Minor fungal leaf spot diseases can cause small, circular, brown to black spots on kerria leaves; as spots enlarge and coalesce, the surrounding tissue distorts and the leaf may curl. Leaf spot on kerria is rarely severe enough to require treatment and rarely affects the plant's overall health. It is most common in wet seasons when spores spread freely from infected fallen leaves.

What to do

  • Rake up and dispose of fallen leaves in autumn; they carry fungal overwintering structures and are the primary source of next season's infection. On plants showing severe leaf spot, apply a copper-based fungicide in early spring as new growth begins. Improve air circulation by thinning crowded growth. No treatment is usually necessary on otherwise healthy, vigorous kerria.

Crown gall

Crown gall (Agrobacterium tumefaciens) can occasionally affect kerria, producing rough, rounded, woody galls at the stem base at or just below soil level; the galls interfere with the transport of water and nutrients and can cause general weakening, dieback, and leaf curl on the canes above the gall. Crown gall is most likely to enter through wounds (pruning cuts close to the base, mechanical damage from garden tools). There is no cure for crown gall once established.

What to do

  • Remove and destroy severely affected plants; do not replant with any member of the Rosaceae family (rose, kerria, pyracantha, chaenomeles, cotoneaster) in the same position for several years. On lightly affected plants, remove the galled tissue carefully, cutting into healthy tissue, and treat the wound with a copper-based bactericide. Avoid wounding the stem base during pruning or cultivation. Do not propagate from infected plants.

Frequently asked questions

Why are my kerria leaves curling?

Kerria (Kerria japonica) leaves curl most commonly because of aphids on young spring shoot tips (minor, short-lived infestation), shoot dieback (individual cane tips die and leaves curl as the tip browns), leaf spot, or occasionally crown gall at the stem base. Kerria is one of the most robust and trouble-free flowering shrubs in UK gardens; leaf problems are rarely serious and the plant typically recovers quickly from any minor damage.

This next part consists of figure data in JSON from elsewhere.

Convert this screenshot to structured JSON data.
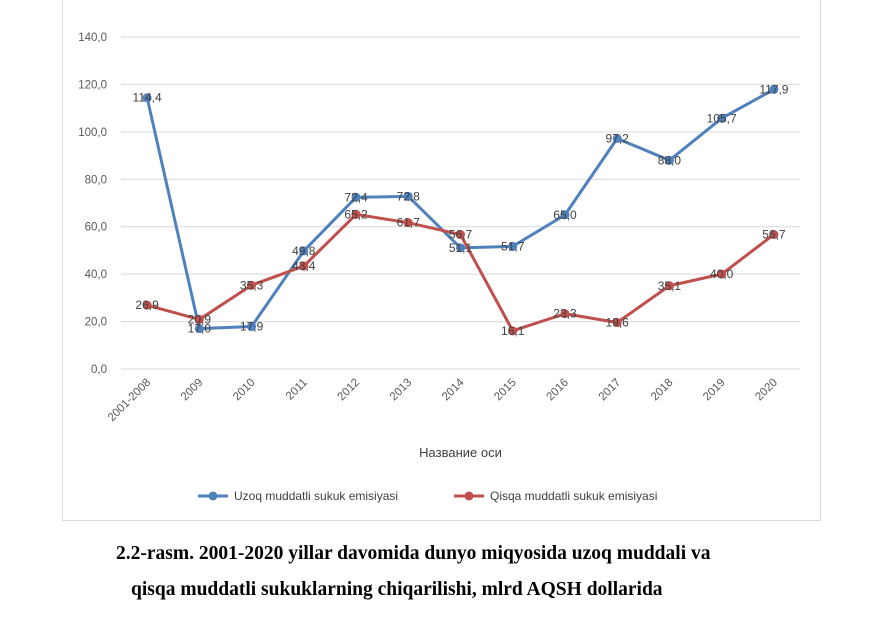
{
  "chart_data": {
    "type": "line",
    "categories": [
      "2001-2008",
      "2009",
      "2010",
      "2011",
      "2012",
      "2013",
      "2014",
      "2015",
      "2016",
      "2017",
      "2018",
      "2019",
      "2020"
    ],
    "series": [
      {
        "name": "Uzoq muddatli sukuk emisiyasi",
        "color": "#4f81bd",
        "values": [
          114.4,
          17.0,
          17.9,
          49.8,
          72.4,
          72.8,
          51.1,
          51.7,
          65.0,
          97.2,
          88.0,
          105.7,
          117.9
        ],
        "labels": [
          "114,4",
          "17,0",
          "17,9",
          "49,8",
          "72,4",
          "72,8",
          "51,1",
          "51,7",
          "65,0",
          "97,2",
          "88,0",
          "105,7",
          "117,9"
        ]
      },
      {
        "name": "Qisqa muddatli sukuk emisiyasi",
        "color": "#c0504d",
        "values": [
          26.9,
          20.9,
          35.3,
          43.4,
          65.2,
          61.7,
          56.7,
          16.1,
          23.3,
          19.6,
          35.1,
          40.0,
          56.7
        ],
        "labels": [
          "26,9",
          "20,9",
          "35,3",
          "43,4",
          "65,2",
          "61,7",
          "56,7",
          "16,1",
          "23,3",
          "19,6",
          "35,1",
          "40,0",
          "56,7"
        ]
      }
    ],
    "ylim": [
      0,
      140
    ],
    "yticks": [
      "0,0",
      "20,0",
      "40,0",
      "60,0",
      "80,0",
      "100,0",
      "120,0",
      "140,0"
    ],
    "xlabel": "Название оси",
    "ylabel": "",
    "grid": true,
    "legend": "bottom"
  },
  "caption": {
    "line1": "2.2-rasm. 2001-2020 yillar davomida dunyo miqyosida uzoq muddali va",
    "line2": "qisqa muddatli sukuklarning chiqarilishi, mlrd AQSH dollarida"
  }
}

What is the difference between single and double kerria?

Single-flowered Kerria japonica (the species) has simple 5-petalled bright yellow flowers resembling a small wild rose and produces small black fruits; double-flowered Kerria japonica 'Pleniflora' has full, globe-like pompom flowers about 3 to 4 cm across, is largely sterile, and is the form most commonly sold in UK garden centres. Both are equally easy to grow. 'Picta' (Variegata) is a variegated form with cream-margined leaves; less vigorous.

How do I prune kerria?

Prune immediately after flowering (late May to early June). Cut all flowered shoots back to young shoots or buds lower on the cane; or cut all canes to the ground every 3 to 4 years for renovation. Dig out suckers in spring or autumn to control spread. On wall-trained specimens, tie in young canes after pruning to fill gaps; the bright green canes are decorative through winter.

Why are my kerria canes turning brown and dying?

Shoot dieback of individual canes is very common and usually caused by minor fungal infection, cold damage to soft tips, or natural age-related dieback (canes are productive for 3 to 4 years). Remove dead canes by cutting back to healthy green tissue or to the base. Maintain the plant by removing all old brown-barked canes after flowering each year. Very widespread sudden dieback of many canes simultaneously suggests a more serious root or crown problem.